The balloon diameter must match the diameter of the target vessel, without overdistention, to avoid endothelium damage. The microcatheter may be advanced coaxially through an occlusion balloon or in parallel to an angioplasty balloon catheter. If the latter is selected, a low-profile 0.014- to 0.018-in balloon is preferable to accommodate both the balloon catheter and the microcatheter through a single guiding catheter or introducer sheath. DMSO injection should be performed while the balloon is deflated to avoid accumulation of DMSO within the sac, which can dilute the Onyx solution, leading to a longer or unpredictable copolymerization time. Therefore, the balloon should be inflated just before Onyx delivery and with a very diluted iodine contrast solution to avoid obscuring the area of interest. Usually, 4 or 5 minutes are enough to complete the solidification process, allowing safe balloon deflation.
Onyx embolization has the same complications as embolization with other embolic agents, which is basically nontarget embolization. To avoid that, superselective catheterization, appropriate application of the plug technique, and correct choice of agent viscosity are key factors. Despite the nonadhesive characteristic, there is potential risk of having the catheter stuck within the vessel due to excessive external compression around the catheter’s tip. As described earlier, to prevent that, the plug should not exceed 1.5 cm in length, and if a lot of tortuosity is present, 0.5 cm should be the maximum plug extension. A common side effect is the garlic-like smell that the patient presents the day after the procedure. That is related to DMSO metabolization and usually resolves after 2 days.
TIPS AND TRICKS
• Onyx needs to be shaken for at least 20 min. It is important to start the shaking process while access to the lesion is being obtained.
• Use only DMSO-compatible microcatheters. DMSO will not affect the microcatheter structure. Also, the microcatheter dead space volume is available in the package label.
• DMSO should be injected slowly. If the patient complaints of pain during the injection, either the dead space volume was overestimated or the hand injection rate is too high (inadequate time for dilution with blood).
• The residual DMSO volume, after the dead space injection, should be used to overwash the hub to avoid any air bubble at the back of the syringe.

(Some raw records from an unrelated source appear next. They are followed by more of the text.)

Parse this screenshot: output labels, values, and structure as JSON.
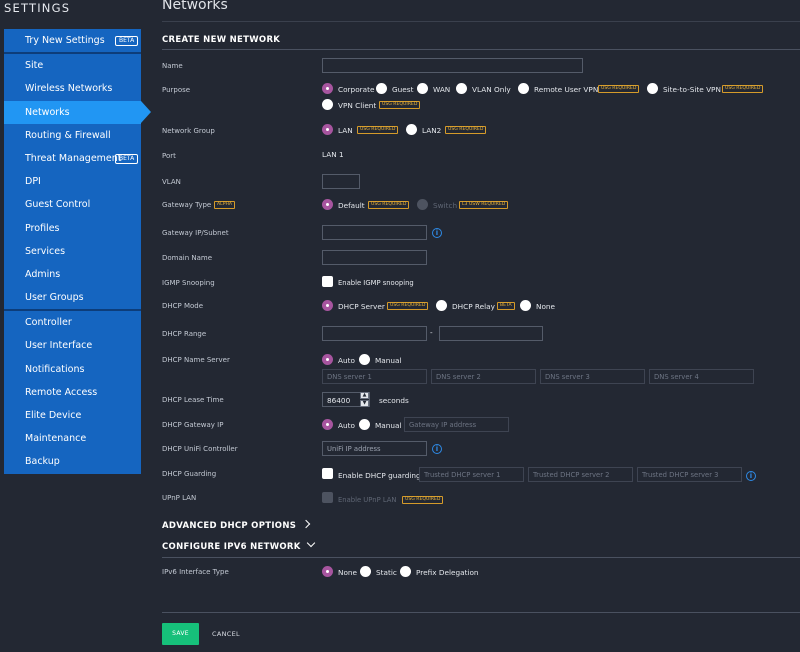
{
  "sidebar_title": "SETTINGS",
  "header_title": "Networks",
  "sidebar": {
    "groups": [
      {
        "items": [
          {
            "label": "Try New Settings",
            "badge": "BETA"
          }
        ]
      },
      {
        "items": [
          {
            "label": "Site"
          },
          {
            "label": "Wireless Networks"
          },
          {
            "label": "Networks",
            "active": true
          },
          {
            "label": "Routing & Firewall"
          },
          {
            "label": "Threat Management",
            "badge": "BETA"
          },
          {
            "label": "DPI"
          },
          {
            "label": "Guest Control"
          },
          {
            "label": "Profiles"
          },
          {
            "label": "Services"
          },
          {
            "label": "Admins"
          },
          {
            "label": "User Groups"
          }
        ]
      },
      {
        "items": [
          {
            "label": "Controller"
          },
          {
            "label": "User Interface"
          },
          {
            "label": "Notifications"
          },
          {
            "label": "Remote Access"
          },
          {
            "label": "Elite Device"
          },
          {
            "label": "Maintenance"
          },
          {
            "label": "Backup"
          }
        ]
      }
    ]
  },
  "form": {
    "section_title": "CREATE NEW NETWORK",
    "name": {
      "label": "Name",
      "value": ""
    },
    "purpose": {
      "label": "Purpose",
      "options": [
        "Corporate",
        "Guest",
        "WAN",
        "VLAN Only",
        "Remote User VPN",
        "Site-to-Site VPN",
        "VPN Client"
      ],
      "selected": "Corporate",
      "usg_tag": "USG REQUIRED"
    },
    "network_group": {
      "label": "Network Group",
      "options": [
        "LAN",
        "LAN2"
      ],
      "selected": "LAN",
      "usg_tag": "USG REQUIRED"
    },
    "port": {
      "label": "Port",
      "value": "LAN 1"
    },
    "vlan": {
      "label": "VLAN",
      "value": ""
    },
    "gateway_type": {
      "label": "Gateway Type",
      "alpha_tag": "ALPHA",
      "options": [
        "Default",
        "Switch"
      ],
      "selected": "Default",
      "default_tag": "USG REQUIRED",
      "switch_tag": "L3 USW REQUIRED"
    },
    "gateway_ip": {
      "label": "Gateway IP/Subnet",
      "value": ""
    },
    "domain_name": {
      "label": "Domain Name",
      "value": ""
    },
    "igmp": {
      "label": "IGMP Snooping",
      "checkbox_label": "Enable IGMP snooping",
      "checked": false
    },
    "dhcp_mode": {
      "label": "DHCP Mode",
      "options": [
        "DHCP Server",
        "DHCP Relay",
        "None"
      ],
      "selected": "DHCP Server",
      "server_tag": "USG REQUIRED",
      "relay_tag": "BETA"
    },
    "dhcp_range": {
      "label": "DHCP Range",
      "start": "",
      "separator": "-",
      "stop": ""
    },
    "dhcp_name_server": {
      "label": "DHCP Name Server",
      "options": [
        "Auto",
        "Manual"
      ],
      "selected": "Auto",
      "placeholders": [
        "DNS server 1",
        "DNS server 2",
        "DNS server 3",
        "DNS server 4"
      ]
    },
    "dhcp_lease_time": {
      "label": "DHCP Lease Time",
      "value": "86400",
      "unit": "seconds"
    },
    "dhcp_gateway_ip": {
      "label": "DHCP Gateway IP",
      "options": [
        "Auto",
        "Manual"
      ],
      "selected": "Auto",
      "placeholder": "Gateway IP address"
    },
    "dhcp_unifi_controller": {
      "label": "DHCP UniFi Controller",
      "placeholder": "UniFi IP address"
    },
    "dhcp_guarding": {
      "label": "DHCP Guarding",
      "checkbox_label": "Enable DHCP guarding",
      "checked": false,
      "placeholders": [
        "Trusted DHCP server 1",
        "Trusted DHCP server 2",
        "Trusted DHCP server 3"
      ]
    },
    "upnp_lan": {
      "label": "UPnP LAN",
      "checkbox_label": "Enable UPnP LAN",
      "usg_tag": "USG REQUIRED"
    },
    "advanced_dhcp": {
      "label": "ADVANCED DHCP OPTIONS"
    },
    "ipv6": {
      "label": "CONFIGURE IPV6 NETWORK",
      "interface_type_label": "IPv6 Interface Type",
      "options": [
        "None",
        "Static",
        "Prefix Delegation"
      ],
      "selected": "None"
    }
  },
  "actions": {
    "save": "SAVE",
    "cancel": "CANCEL"
  },
  "colors": {
    "sidebar": "#1565c0",
    "active": "#2196f3",
    "radio_selected": "#a7559f",
    "save": "#16c07a",
    "tag": "#d59b2a",
    "info": "#2e8ae6"
  }
}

• If the microcatheter tip is far away from the nidus (in AVMs) or from target lesion, consider Onyx 18. If it is close to the target or if it is desired to have better control during the injection, consider Onyx 34. Onyx 500 is typically used for giant aneurysms.

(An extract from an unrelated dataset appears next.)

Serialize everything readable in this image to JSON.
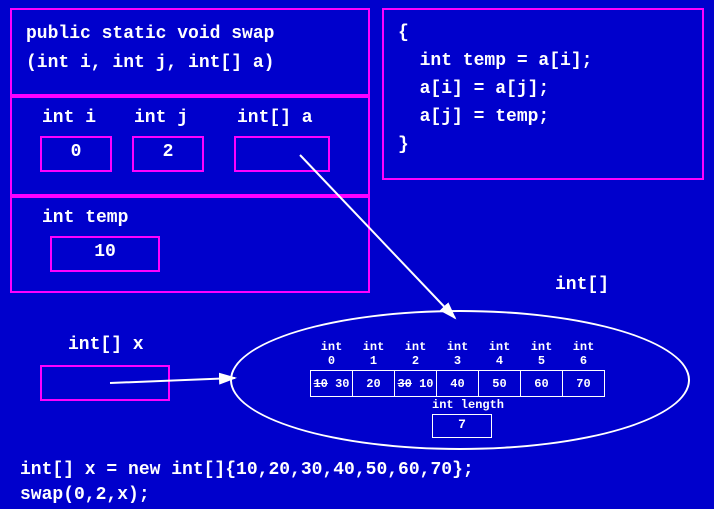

• Once Onyx is injected through the microcatheter tip, attention should be paid on the reflux toward the hub of the microcatheter. It is desired to form a short plug around the tip that will allow further injection of Onyx to be pushed forward.
• Differently than glue, Onyx may be slowly injected for several minutes as long as adequate plug is formed and there is no interruption in the column of Onyx injection.
• Onyx occupies free space by sedimentation; it does not polymerize like glue. However, microcatheter tip still can get trapped if the plug created around the tip gets too long (>2 cm).
• In case the microcatheter tip gets trapped, it typically will come out if a gentle, continuous pullback is applied from the hub of the microcatheter. Avoid sudden and intense pullback.